When it comes to delivering “more than a meal,” Jim & Betsy will tell you they feel like they’ve always gotten more than they gave. However, their stories showcase just how meaningful the daily connections with the homebound can be. Take for example the 55-year-old man who had moved to another state. He was diagnosed with COVID-19 while tying up loose ends at his empty IOP home. Food from Meals on Wheels and long telephone conversations with Jim, reminiscing about days gone by and mutual friends, made the time in quarantine more bearable. Then there was Fred, who recently lost his battle with Parkinson’s. Jim, a biologist, and Fred, an electron microscopist, always had much in common to talk about. Jim shared, “It seemed to Fred that the meal was almost secondary.”

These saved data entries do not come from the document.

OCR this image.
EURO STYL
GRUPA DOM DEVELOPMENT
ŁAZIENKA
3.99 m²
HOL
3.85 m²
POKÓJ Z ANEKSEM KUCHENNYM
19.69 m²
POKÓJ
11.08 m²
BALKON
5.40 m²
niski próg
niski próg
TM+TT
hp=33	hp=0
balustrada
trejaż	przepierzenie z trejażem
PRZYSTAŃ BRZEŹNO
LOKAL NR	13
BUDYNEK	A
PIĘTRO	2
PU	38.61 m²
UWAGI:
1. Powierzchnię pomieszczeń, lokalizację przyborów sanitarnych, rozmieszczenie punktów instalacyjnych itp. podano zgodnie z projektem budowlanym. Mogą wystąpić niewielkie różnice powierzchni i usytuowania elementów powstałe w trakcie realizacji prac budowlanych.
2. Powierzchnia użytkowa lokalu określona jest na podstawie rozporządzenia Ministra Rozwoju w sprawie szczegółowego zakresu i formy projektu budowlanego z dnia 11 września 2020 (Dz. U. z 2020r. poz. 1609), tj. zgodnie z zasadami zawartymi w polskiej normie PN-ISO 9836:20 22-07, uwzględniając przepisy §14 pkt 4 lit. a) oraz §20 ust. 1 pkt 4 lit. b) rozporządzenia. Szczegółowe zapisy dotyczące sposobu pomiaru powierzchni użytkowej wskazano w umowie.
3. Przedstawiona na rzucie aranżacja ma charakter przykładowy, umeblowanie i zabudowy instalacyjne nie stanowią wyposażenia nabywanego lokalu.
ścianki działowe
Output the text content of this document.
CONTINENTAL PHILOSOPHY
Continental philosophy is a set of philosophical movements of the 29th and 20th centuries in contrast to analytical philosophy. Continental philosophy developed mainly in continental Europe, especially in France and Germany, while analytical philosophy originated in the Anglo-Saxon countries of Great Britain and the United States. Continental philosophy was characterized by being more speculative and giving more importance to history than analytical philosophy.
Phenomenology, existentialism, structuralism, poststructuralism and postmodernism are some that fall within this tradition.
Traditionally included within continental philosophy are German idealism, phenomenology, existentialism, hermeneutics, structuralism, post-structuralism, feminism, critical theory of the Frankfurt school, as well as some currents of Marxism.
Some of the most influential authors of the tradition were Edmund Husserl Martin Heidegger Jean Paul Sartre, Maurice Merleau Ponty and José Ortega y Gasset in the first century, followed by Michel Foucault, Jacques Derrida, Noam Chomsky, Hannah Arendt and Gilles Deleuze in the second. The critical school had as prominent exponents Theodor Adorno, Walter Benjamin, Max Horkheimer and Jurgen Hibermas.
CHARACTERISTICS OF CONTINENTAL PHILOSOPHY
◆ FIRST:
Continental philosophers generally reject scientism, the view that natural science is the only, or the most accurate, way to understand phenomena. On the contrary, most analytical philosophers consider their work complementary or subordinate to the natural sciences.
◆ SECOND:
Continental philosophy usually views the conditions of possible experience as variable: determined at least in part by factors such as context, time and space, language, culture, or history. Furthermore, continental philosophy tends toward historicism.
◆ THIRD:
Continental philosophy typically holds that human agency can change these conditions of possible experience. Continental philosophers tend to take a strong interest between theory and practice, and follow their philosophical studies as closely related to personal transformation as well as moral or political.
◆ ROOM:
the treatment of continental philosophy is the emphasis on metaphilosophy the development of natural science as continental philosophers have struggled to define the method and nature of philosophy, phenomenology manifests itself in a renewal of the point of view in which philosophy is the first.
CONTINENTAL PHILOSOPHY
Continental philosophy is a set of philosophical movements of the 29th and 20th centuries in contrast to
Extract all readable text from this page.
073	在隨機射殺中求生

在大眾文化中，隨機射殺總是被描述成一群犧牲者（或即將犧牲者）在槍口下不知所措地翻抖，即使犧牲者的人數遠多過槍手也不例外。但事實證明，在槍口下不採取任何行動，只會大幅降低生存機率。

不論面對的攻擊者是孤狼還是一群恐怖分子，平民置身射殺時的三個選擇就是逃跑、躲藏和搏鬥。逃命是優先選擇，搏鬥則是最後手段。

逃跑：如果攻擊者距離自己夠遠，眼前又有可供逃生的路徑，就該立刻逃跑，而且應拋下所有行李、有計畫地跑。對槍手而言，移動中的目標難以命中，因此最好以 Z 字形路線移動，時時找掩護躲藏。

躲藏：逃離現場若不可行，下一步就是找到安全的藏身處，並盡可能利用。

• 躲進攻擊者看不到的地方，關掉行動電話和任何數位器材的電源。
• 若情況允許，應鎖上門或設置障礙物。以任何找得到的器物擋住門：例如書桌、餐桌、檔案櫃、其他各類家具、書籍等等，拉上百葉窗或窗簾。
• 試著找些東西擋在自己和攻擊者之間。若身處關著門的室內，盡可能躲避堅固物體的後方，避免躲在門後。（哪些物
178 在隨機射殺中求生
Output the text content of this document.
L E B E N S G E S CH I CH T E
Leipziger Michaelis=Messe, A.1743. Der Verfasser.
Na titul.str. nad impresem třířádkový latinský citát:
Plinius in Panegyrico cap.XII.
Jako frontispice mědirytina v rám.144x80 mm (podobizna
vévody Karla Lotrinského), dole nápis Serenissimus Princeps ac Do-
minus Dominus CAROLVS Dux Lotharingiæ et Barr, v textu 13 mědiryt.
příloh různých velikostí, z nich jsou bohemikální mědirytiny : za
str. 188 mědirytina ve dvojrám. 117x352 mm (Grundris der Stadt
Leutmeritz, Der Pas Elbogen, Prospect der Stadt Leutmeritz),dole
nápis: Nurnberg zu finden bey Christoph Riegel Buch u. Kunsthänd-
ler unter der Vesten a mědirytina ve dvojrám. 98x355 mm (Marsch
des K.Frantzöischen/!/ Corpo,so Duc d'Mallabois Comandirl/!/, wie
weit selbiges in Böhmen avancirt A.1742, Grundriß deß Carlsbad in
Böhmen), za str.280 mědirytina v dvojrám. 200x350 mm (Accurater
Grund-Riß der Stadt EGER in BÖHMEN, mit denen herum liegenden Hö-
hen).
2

Most notable, however, is the attention to detail that most likely saved a life. On Sullivan’s Island for their route one day, Jim & Betsy noticed a recipient’s door was locked and the porch light was on—both out of the ordinary. Knocking and phone calls went unanswered. They stopped by the fire station, then followed the crew back to the house, where they heard a voice coming from the bedroom. Once the crew gained entry, they discovered that the man had fallen. Though weak and dehydrated, he was OK thanks to his relationship with Jim & Betsy. The little things do matter after all!
Even today, recipients still ask about Betsy, though there are certainly fewer on the route who know her well. With no-contact delivery protocols in place due to the pandemic, there are even some new recipients that Jim & Betsy have never officially met. Still, they load up the coolers and make their rounds up and down the familiar streets whenever it’s their turn to deliver.
“It’s good therapy for Betsy to get out and feel a part of the Meals on Wheels team, and as her caregiver, it’s good therapy for me, too,” Jim said.